Histological evaluation and western blot techniques were used to assess lung tissue and marker expressions.
Mice models included wild type, SMC-specific Sirt3 overexpressing, and SMC-specific HIF-1α knockout.
Cigarette smoke exposure resulted in increased thickness of intrapulmonary vessel walls and mild emphysema in wild type mice.
Isolevuglandin formation and stabilization of HIF-1α were significantly increased in lung lysates post-cigarette smoke exposure.

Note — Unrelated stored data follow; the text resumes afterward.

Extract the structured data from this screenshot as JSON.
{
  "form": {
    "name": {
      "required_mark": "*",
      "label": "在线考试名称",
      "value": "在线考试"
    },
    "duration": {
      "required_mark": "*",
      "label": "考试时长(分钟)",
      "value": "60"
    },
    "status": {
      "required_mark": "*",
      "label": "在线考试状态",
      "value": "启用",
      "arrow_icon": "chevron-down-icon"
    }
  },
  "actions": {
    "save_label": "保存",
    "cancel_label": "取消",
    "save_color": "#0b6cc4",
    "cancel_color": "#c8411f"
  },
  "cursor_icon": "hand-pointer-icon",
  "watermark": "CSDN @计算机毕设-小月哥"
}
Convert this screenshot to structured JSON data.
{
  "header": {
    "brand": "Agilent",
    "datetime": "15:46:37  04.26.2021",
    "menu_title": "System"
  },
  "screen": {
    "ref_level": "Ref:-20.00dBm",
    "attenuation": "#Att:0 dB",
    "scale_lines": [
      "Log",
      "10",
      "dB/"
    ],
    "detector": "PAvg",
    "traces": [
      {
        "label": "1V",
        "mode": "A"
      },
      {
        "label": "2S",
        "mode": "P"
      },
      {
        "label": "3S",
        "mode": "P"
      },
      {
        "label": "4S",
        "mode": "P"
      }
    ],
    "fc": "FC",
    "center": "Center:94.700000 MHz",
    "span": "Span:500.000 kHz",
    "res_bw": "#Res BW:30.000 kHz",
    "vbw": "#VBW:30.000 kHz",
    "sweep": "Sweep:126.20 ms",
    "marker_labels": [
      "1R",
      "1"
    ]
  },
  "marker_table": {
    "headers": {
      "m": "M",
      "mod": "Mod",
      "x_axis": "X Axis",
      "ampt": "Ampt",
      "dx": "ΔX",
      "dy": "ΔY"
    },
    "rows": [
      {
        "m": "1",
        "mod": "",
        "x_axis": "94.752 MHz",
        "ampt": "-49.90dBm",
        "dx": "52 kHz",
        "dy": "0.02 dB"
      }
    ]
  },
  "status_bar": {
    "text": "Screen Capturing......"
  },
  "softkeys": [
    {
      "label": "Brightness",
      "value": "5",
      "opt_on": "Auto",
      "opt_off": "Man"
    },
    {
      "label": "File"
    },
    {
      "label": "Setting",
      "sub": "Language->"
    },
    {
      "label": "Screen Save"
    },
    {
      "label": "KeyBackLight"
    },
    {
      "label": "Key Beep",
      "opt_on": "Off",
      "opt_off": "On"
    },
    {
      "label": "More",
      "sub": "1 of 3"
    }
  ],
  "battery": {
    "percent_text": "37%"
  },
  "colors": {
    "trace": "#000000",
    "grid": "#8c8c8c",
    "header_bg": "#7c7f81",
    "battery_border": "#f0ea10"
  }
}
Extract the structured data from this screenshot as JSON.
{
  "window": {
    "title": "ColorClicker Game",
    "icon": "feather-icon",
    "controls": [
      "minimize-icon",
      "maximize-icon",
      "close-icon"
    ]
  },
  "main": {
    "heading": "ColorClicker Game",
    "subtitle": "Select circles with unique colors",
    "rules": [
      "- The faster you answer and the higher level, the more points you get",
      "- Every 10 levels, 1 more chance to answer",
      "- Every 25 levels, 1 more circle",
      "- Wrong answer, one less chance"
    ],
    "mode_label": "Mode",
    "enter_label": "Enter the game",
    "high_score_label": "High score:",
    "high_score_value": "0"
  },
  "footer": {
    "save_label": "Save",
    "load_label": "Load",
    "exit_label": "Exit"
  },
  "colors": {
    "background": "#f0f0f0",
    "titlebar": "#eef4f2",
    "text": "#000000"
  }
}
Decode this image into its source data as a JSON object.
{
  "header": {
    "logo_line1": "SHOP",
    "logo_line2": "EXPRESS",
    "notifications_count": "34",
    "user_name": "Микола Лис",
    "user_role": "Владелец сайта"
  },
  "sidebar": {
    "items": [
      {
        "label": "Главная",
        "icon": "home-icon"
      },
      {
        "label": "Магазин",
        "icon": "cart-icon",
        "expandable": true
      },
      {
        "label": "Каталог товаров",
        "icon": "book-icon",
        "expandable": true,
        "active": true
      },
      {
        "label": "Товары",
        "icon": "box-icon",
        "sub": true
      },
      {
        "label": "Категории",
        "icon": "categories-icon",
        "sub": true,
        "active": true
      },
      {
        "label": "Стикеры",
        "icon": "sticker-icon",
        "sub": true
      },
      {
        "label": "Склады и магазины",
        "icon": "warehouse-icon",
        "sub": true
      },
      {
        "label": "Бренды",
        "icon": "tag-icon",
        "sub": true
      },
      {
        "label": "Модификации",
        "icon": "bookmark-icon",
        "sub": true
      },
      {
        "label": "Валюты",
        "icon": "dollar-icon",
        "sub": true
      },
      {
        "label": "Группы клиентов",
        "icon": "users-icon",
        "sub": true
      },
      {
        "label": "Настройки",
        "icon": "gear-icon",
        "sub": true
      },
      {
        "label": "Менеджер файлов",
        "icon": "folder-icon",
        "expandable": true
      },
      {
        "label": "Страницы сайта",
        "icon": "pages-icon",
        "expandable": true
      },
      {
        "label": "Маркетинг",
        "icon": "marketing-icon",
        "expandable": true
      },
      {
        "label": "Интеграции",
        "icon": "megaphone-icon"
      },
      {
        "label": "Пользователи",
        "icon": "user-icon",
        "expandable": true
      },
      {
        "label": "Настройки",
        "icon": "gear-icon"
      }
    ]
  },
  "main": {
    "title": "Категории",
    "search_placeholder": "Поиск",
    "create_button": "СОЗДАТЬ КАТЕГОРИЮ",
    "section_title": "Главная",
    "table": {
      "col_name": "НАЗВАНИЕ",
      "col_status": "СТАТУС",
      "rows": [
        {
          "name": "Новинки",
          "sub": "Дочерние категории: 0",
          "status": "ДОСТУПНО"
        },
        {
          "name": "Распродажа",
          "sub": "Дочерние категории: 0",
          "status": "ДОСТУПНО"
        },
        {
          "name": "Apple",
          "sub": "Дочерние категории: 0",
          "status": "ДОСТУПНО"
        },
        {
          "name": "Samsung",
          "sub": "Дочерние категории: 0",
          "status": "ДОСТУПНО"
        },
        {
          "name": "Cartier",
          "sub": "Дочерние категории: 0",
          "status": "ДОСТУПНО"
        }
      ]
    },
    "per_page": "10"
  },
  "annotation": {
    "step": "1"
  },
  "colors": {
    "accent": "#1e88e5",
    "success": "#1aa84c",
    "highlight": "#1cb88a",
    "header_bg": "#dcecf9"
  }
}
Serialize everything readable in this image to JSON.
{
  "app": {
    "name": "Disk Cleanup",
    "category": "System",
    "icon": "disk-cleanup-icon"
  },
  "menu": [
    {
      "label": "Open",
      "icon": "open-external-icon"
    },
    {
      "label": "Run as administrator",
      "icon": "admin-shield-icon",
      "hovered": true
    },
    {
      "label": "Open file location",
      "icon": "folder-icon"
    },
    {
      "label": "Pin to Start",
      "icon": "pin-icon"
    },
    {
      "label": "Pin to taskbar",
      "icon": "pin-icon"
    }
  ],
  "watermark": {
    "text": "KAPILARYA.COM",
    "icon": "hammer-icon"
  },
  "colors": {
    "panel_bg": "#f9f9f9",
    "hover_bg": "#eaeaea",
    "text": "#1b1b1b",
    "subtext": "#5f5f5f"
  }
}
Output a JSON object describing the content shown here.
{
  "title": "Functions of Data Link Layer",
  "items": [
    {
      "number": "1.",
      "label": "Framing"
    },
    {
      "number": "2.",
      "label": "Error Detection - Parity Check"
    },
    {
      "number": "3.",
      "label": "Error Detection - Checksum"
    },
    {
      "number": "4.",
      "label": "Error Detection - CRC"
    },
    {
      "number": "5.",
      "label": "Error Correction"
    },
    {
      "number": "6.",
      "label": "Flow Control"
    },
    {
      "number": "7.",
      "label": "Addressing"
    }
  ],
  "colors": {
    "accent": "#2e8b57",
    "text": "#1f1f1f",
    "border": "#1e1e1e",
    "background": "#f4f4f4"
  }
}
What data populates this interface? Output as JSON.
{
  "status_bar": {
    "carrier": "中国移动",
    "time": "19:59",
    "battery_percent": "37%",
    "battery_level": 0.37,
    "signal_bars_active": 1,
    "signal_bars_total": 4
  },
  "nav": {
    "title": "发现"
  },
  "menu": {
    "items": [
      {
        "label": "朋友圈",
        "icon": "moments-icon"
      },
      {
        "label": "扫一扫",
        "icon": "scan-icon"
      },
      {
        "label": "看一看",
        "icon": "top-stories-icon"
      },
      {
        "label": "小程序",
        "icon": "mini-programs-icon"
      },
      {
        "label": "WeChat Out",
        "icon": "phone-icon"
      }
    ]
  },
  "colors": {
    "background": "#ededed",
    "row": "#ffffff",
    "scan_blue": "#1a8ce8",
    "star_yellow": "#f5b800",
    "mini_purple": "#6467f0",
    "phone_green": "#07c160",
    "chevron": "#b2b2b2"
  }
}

Both SMC-HIF1a-/- and SMC-Sirt3OX mice exhibited reduced vascular remodeling and emphysema in response to cigarette smoke.

Abstract

Abstract Rationale Pulmonary vascular (PV) remodeling can occur in mild COPD and smokers with normal lung function. Prior studies indicate that effector cells for cigarette smoke (CS)-induced PV remodeling originate from smooth muscle cells (SMCs). We hypothesized that CS inhibits the mitochondrial deacetylase Sirtuin-3 (Sirt3) in SMCs and Sirt3 inhibition in SMCs increases hypoxia-inducible factor 1-alpha (HIF-1α) activation, thereby driving PV remodeling. Methods Wild type (WT), SMC-specific Sirt3 overexpressing (SMC-Sirt3OX), and SMC-specific HIF-1α knockout (SMC-HIF1a-/-) mice (C57BL/6J background) were exposed to chronic CS (two times per day with 12 cigarettes each treatment) using a SIU24 CS machine (Promech, Vintrie, Sweden). Lungs were collected for histological evaluation and isolevuglandin formation, Sirt3 expression, superoxide dismutase 2 (SOD2) acetylation, and HIF-1α expression measurements by western blot. Formalin-fixed paraffin-embedded lung sections were stained with Elastica-van Gieson. No differences were observed between control groups for all measurement performed; therefore, these mice were combined for comparisons with CS exposed groups. Results We identified abnormal muscularization of intrapulmonary vessels and PV remodeling with increased t.intima and t.media thickness after 2 months of CS exposure in WT mice, along with mild emphysema (MLI 25.5±1.7µm in CS exposed mice compared to 22.1±1.0µm in unexposed mice). In addition, CS exposure increased isolevuglandin formation, SOD2 acetylation, and HIF-1α stabilization in lung lysates. While isolevuglandin-containing proteins were minimally detected in control lungs, robust immunostaining for isolevuglandin-adducted proteins was detected following 2 months of CS exposure, particularly in SMCs and endothelial cells. Both SMC-HIF1a-/- and SMC-Sirt3OX, mice showed reduced t.media and t.intima thickening in response to CS and emphysema was also reduced in SMC-HIF1a-/- mice. Conclusions CS induces formation of isolevuglandins in SMCs, which inhibit mitochondrial Sirtuin-3 and SOD2, resulting in oxidative stress and persistent HIF-1α signaling, thereby driving PV remodeling. This abstract is funded by: Supported by the 5I01BX002378 from the Department of Veterans Affairs and 23CDA1042910 https://doi.org/10.58275/AHA.23CDA1042910.pc.gr.168009 from American Heart Association.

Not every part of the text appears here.